Some consumers and consumer groups posit that any form of coerced treatment is inappropriate treatment. Therefore, they oppose any specific mention of civil commitment in Medicaid managed care contracts. Thus, if a contract allocates funds to an MCO to cover the cost of court-ordered services, the MCO has an incentive to use the civil commitment process-a covered service-frequently. Similarly, these consumer advocates reject capitation rates that include the cost of court-ordered services, as well as other contract incentives that appear to encourage the use of civil commitment.

Organization of the Report

This report describes how several specific States address civil commitment in their Medicaid managed care contracts, and explores the effect of those contract provisions (or lack thereof) on the frequency or manner in which civil commitment is used in those jurisdictions. Chapter 2 presents the methodology used in conducting this study. Chapter 3 presents case studies of four States. Chapter 4 summarizes findings and offers some suggestions for further research on these issues.

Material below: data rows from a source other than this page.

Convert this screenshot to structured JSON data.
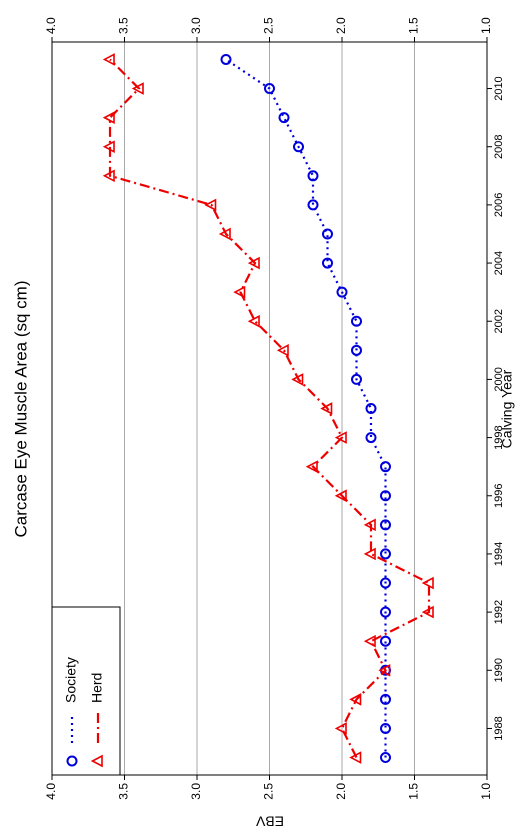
{
  "chart_data": {
    "type": "line",
    "title": "Carcase Eye Muscle Area (sq cm)",
    "x_label": "Calving Year",
    "y_label": "EBV",
    "x": [
      1987,
      1988,
      1989,
      1990,
      1991,
      1992,
      1993,
      1994,
      1995,
      1996,
      1997,
      1998,
      1999,
      2000,
      2001,
      2002,
      2003,
      2004,
      2005,
      2006,
      2007,
      2008,
      2009,
      2010,
      2011
    ],
    "series": [
      {
        "name": "Society",
        "color": "#0000dd",
        "marker": "circle",
        "dash": "2,4",
        "values": [
          1.7,
          1.7,
          1.7,
          1.7,
          1.7,
          1.7,
          1.7,
          1.7,
          1.7,
          1.7,
          1.7,
          1.8,
          1.8,
          1.9,
          1.9,
          1.9,
          2.0,
          2.1,
          2.1,
          2.2,
          2.2,
          2.3,
          2.4,
          2.5,
          2.8
        ]
      },
      {
        "name": "Herd",
        "color": "#ee0000",
        "marker": "triangle",
        "dash": "10,4,2,4",
        "values": [
          1.9,
          2.0,
          1.9,
          1.7,
          1.8,
          1.4,
          1.4,
          1.8,
          1.8,
          2.0,
          2.2,
          2.0,
          2.1,
          2.3,
          2.4,
          2.6,
          2.7,
          2.6,
          2.8,
          2.9,
          3.6,
          3.6,
          3.6,
          3.4,
          3.6
        ]
      }
    ],
    "xlim": [
      1986.4,
      2011.6
    ],
    "xticks": [
      1988,
      1990,
      1992,
      1994,
      1996,
      1998,
      2000,
      2002,
      2004,
      2006,
      2008,
      2010
    ],
    "ylim": [
      1,
      4
    ],
    "yticks": [
      {
        "value": 1,
        "label": "1.0"
      },
      {
        "value": 1.5,
        "label": "1.5"
      },
      {
        "value": 2,
        "label": "2.0"
      },
      {
        "value": 2.5,
        "label": "2.5"
      },
      {
        "value": 3,
        "label": "3.0"
      },
      {
        "value": 3.5,
        "label": "3.5"
      },
      {
        "value": 4,
        "label": "4.0"
      }
    ],
    "grid": true,
    "legend": "upper-left"
  }
}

2 Although the American Bar Association (1995) defines eight possible types of civil commitment, in this report the term will be used to refer to only three instances of forced treatment:

a. Third-party commitment, in which an individual who has no legal relationship to the consumer petitions to have the individual committed to an inpatient facility for treatment.
b. Short-term commitment (usually 3–5 days) to an inpatient facility for a mental status evaluation. This type of commitment is also referred to as "emergency commitment" and usually does not require judicial proceedings.
c. Extended commitment (30–90 days or longer) to an inpatient facility subsequent to the findings of the emergency evaluation. The extended commitment requires due process.

3 An institution for mental disease-or IMD-is defined as any facility with 16 or more beds that is devoted exclusively to the delivery of psychiatric services. Under the Federal Medicaid statutes, Medicaid funds cannot be used to pay for IMD services for adults between the ages of 21 and 64. The purpose of this provision, enacted at the start of Medicaid in 1965, was to ensure that the States’ traditional responsibility for funding State mental hospitals was not shifted to the new Medicaid program. States may elect to cover individuals under 21 or over 64 years of age in IMDs, but this is not mandatory.

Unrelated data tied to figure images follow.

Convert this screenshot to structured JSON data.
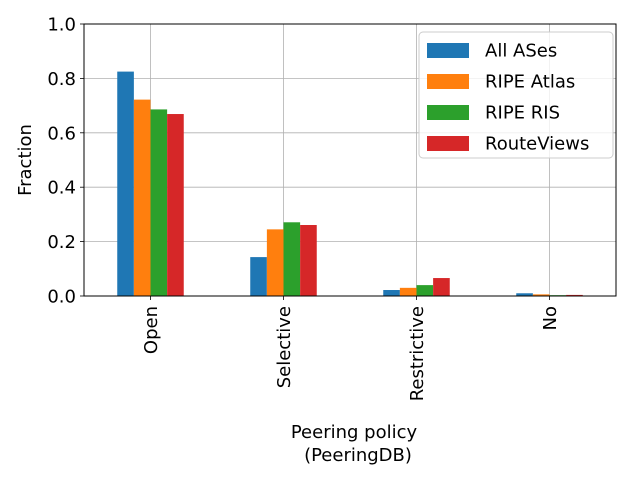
{
  "chart_data": {
    "type": "bar",
    "categories": [
      "Open",
      "Selective",
      "Restrictive",
      "No"
    ],
    "series": [
      {
        "name": "All ASes",
        "color": "#1f77b4",
        "values": [
          0.825,
          0.143,
          0.022,
          0.01
        ]
      },
      {
        "name": "RIPE Atlas",
        "color": "#ff7f0e",
        "values": [
          0.722,
          0.245,
          0.03,
          0.006
        ]
      },
      {
        "name": "RIPE RIS",
        "color": "#2ca02c",
        "values": [
          0.686,
          0.271,
          0.04,
          0.003
        ]
      },
      {
        "name": "RouteViews",
        "color": "#d62728",
        "values": [
          0.669,
          0.261,
          0.066,
          0.004
        ]
      }
    ],
    "xlabel": [
      "Peering policy",
      "(PeeringDB)"
    ],
    "ylabel": "Fraction",
    "ylim": [
      0,
      1.0
    ],
    "yticks": [
      "0.0",
      "0.2",
      "0.4",
      "0.6",
      "0.8",
      "1.0"
    ],
    "grid": true,
    "legend_position": "top-right"
  }
}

4 Iowa has extended the concept of medical necessity in its managed care contract, establishing criteria for treatment that will meet the psychosocial needs of the enrolled population. This is discussed in greater detail in the Iowa case study (Appendix, Case Study C).

5 Of the four States included as case studies in this report, Colorado, Minnesota, and Wisconsin enforce an initial 72-hour emergency commitment, while Iowa has a 5-day evaluation period.